Point, Click, Dig

St. Paul Pioneer Press - 01-21-2001

Technology has changed the way some people search, but the Winter Carnival Treasure Hunt retains its mystery and magic after 50 years.


In 1952, when the Pioneer Press Treasure Hunt began, finding the hidden medallion was a simpler affair. Most hunters eagerly awaited the two-a-day clues printed in the morning Pioneer Press and the afternoon Dispatch. They often gathered in the cold outside the newspaper lobby to get the latest clue in the early editions.

They they’d puzzle out the clues, trying to decipher each line and every word for hidden meanings. Most had to rely on their own knowledge of the city and county, or had to team up with friends and relatives to try to unravel the medallion riddle.

Today, technology has changed the tactics for many diehard trasure hunters.

“You see guys out there with their cell phones or handheld devices they read the Internet from,” said “Mr. Med Hunter,” the online persona used by a White Bear Lake man who operates one of two popular Web sites dedicated to the annual medallion search that takes place during the St. Paul Winter Carnival.

Med Hunter admits to a 13-year obsession with finding the medallion, which this year is worth anywhere from $2,500 to $10,000 for the lucky finder. Although he has never found the prize, one year he came within 15 feet of it, he says.

At his Web site, www.wintercarnival.8m.com, he posts historical information about the hunts as well as commentary and information about this year’s event.

The other Web site, www.coolercrew.com/medallion.html, is a message board where treasure hunt fans can post messages. It is hosted by TwinCities.com, the local online arm of Knight Ridder, which owns the Pioneer Press.

The newspaper hosts another message board on its PioneerPlanet Web site where hunters can discuss clues. GO to www.pioneerplanet.com/wintercarnival for the link.

Another dedicated treasure hunt fan, Greg Sax, who lives in San Francisco, posts most of the material, including a history of the hunt and a year-by-year account of clues and their explanations.

“I am passionate about the hunt,” said Sax, who will use some of his vacation time to return to St. Paul to search for the medallion.

On their Web sites, both men share insights about what the clues might mean, although Med Hunter said he might abandon that tradition this year because it takes time away from his search for the treasure. “I’m an active participant,” he said.

Sax said people weigh in freely on his Cooler Crew message board, offering interpretations of the clues. Some people, he cautions, may post false explanations to throw off other “diggers”.

But he thinks most hunters are experienced enough to tell the difference between a real hint and a false one.

“It may be that ‘newbies’ are posting items, but it is obvious that they got it wrong, that their interpretations of the clues lack the sophistication,” Sax said.

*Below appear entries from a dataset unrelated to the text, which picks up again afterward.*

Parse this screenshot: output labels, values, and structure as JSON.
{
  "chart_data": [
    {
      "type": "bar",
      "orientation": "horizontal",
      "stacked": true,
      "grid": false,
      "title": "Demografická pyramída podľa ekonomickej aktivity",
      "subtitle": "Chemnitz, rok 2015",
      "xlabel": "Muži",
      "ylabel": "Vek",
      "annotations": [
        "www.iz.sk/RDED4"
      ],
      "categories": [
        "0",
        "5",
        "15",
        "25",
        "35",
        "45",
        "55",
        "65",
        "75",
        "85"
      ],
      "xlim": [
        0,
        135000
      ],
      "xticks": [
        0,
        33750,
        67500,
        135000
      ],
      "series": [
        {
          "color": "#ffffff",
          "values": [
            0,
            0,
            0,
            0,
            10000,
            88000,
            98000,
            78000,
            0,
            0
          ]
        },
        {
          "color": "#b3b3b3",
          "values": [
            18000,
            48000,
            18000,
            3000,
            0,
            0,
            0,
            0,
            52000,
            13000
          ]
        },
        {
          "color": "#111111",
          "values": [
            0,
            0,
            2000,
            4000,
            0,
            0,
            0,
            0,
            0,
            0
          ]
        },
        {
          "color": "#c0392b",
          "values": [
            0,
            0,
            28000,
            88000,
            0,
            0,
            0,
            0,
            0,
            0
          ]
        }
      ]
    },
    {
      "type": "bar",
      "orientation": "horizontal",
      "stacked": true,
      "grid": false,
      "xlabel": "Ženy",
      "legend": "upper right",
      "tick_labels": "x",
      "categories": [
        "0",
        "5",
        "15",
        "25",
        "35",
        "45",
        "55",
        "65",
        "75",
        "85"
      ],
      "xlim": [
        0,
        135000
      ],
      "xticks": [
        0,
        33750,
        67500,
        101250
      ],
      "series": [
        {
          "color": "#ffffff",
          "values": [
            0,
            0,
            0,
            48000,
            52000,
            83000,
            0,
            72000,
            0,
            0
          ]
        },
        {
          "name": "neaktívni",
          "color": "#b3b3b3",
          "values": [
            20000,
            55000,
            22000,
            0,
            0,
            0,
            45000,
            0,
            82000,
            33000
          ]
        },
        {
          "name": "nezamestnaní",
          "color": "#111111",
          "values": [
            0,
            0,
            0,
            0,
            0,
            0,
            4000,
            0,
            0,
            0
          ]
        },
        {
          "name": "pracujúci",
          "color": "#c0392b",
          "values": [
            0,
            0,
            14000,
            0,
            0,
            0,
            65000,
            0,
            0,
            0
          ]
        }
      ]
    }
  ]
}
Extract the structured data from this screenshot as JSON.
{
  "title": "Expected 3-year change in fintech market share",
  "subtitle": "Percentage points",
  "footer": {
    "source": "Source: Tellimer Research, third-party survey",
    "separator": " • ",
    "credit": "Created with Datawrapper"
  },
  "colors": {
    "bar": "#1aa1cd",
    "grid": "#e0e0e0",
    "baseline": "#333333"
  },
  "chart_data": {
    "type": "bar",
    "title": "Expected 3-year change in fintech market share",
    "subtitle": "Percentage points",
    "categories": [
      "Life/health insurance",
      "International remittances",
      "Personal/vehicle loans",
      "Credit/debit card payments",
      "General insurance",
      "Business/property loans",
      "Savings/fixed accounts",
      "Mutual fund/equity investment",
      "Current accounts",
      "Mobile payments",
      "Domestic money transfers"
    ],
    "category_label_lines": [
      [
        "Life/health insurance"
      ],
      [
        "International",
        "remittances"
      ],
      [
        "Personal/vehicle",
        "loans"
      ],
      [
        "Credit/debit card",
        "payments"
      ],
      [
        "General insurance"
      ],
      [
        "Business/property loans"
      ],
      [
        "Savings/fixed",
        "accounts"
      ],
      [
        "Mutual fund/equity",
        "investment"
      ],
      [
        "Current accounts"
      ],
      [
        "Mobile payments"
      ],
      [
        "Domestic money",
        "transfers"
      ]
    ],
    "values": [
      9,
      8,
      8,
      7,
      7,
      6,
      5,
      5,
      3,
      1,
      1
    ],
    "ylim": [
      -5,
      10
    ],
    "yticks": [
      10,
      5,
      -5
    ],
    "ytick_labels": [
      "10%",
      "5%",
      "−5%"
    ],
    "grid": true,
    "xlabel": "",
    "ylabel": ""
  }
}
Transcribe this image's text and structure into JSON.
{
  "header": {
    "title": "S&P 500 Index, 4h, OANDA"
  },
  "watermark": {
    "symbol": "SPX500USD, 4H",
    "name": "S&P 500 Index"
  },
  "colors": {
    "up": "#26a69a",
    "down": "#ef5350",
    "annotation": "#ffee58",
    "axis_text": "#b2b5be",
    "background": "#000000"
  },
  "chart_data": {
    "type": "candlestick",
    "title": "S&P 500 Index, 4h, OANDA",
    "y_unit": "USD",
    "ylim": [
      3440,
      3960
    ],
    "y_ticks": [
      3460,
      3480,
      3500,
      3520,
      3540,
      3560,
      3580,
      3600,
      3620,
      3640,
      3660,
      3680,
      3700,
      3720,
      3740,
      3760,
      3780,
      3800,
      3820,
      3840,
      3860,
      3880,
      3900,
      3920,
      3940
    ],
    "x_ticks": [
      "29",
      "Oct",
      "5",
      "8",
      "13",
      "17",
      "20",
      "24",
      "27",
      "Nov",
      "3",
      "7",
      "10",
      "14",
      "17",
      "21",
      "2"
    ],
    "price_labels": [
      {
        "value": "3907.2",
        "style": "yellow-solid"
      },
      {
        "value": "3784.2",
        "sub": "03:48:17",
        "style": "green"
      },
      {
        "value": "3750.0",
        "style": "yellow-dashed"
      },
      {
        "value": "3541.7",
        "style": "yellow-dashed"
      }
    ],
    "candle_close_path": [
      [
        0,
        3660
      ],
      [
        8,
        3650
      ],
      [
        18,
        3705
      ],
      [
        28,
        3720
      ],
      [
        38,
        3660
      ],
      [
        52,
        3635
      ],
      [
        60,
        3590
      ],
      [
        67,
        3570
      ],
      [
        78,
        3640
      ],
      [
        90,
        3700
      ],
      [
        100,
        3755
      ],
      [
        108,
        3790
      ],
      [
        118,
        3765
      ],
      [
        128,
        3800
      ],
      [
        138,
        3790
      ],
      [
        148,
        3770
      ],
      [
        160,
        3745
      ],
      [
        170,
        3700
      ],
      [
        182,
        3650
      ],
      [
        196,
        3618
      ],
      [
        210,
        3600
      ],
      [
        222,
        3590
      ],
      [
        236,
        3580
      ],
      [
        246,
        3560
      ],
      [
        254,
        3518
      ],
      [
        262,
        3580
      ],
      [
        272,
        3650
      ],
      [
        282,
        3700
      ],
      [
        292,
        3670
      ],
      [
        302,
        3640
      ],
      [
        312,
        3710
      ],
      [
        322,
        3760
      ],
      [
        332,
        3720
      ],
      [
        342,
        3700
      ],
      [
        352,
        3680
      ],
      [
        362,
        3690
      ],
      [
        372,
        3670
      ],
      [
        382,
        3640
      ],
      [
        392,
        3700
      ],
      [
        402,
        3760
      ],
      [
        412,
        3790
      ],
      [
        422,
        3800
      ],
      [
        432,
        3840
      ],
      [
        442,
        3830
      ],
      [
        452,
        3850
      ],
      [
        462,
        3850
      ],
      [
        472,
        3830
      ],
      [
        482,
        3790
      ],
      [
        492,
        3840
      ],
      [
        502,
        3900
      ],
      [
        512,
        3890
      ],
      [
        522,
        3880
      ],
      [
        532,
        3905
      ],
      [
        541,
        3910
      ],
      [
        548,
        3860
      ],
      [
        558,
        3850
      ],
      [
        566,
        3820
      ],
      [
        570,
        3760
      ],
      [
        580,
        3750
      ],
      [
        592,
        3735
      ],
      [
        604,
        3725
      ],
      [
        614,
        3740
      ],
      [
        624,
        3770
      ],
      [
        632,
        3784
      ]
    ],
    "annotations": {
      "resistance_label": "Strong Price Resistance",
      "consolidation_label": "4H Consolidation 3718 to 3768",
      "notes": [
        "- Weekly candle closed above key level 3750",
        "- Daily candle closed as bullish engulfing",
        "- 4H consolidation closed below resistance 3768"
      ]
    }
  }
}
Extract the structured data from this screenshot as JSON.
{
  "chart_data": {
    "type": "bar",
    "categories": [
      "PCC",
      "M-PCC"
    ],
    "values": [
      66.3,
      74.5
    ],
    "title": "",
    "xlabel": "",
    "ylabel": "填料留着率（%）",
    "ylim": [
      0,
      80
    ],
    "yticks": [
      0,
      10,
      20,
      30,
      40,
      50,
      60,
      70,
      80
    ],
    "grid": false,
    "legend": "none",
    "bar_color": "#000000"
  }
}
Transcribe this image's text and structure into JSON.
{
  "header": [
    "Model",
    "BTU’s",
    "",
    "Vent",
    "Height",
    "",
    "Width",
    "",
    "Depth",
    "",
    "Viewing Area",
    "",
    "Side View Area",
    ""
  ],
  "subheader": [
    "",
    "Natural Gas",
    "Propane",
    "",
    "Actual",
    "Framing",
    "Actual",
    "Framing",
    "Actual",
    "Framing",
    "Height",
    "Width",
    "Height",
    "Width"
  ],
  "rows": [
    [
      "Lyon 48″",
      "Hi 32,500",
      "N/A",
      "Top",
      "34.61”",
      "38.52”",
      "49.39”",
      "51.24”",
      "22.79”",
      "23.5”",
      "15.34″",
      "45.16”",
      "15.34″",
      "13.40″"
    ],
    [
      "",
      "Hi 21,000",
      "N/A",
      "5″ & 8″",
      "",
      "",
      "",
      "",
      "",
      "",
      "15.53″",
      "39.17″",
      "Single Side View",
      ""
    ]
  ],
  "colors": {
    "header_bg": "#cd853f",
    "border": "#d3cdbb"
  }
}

Sax said the Cooler Crew board demonstrates the diverse community of interested folks, many of them not in Minnesota, who avidly follow the hunt via the Internet.

“It is not unusual to get a clue interpreted, say, by someone in Sioux City, Iowa,” Sax said.

The annual Pioneer Press event, now in its 50th year, really does bring people together, he says, “Most people hunt for the joy of it. It gets people outside and together in a way that is incredible, considering Minnesota winters.”

Over the hunt’s history, other technology factors have played a role in altering the medallion hunt.

Until 1988, for instance, the treasure medallion was made of metal, but some hunters complained this gave an unfair advantage to those using metal detectors to gain an edge. Since then, the medallion has been nonmetallic.

Also, for many years, treasure hunters and area residents would listen carefully for the cannon or mortar blast that was fired from the roof of the Pioneer Press and Dispatch office. The noise announced the sad news to hordes of hunters that someone else had found the elusive medallion.

These days, the newspaper relies on the electronic media and its own telephone hot line to more quietly announce the end of the hunt.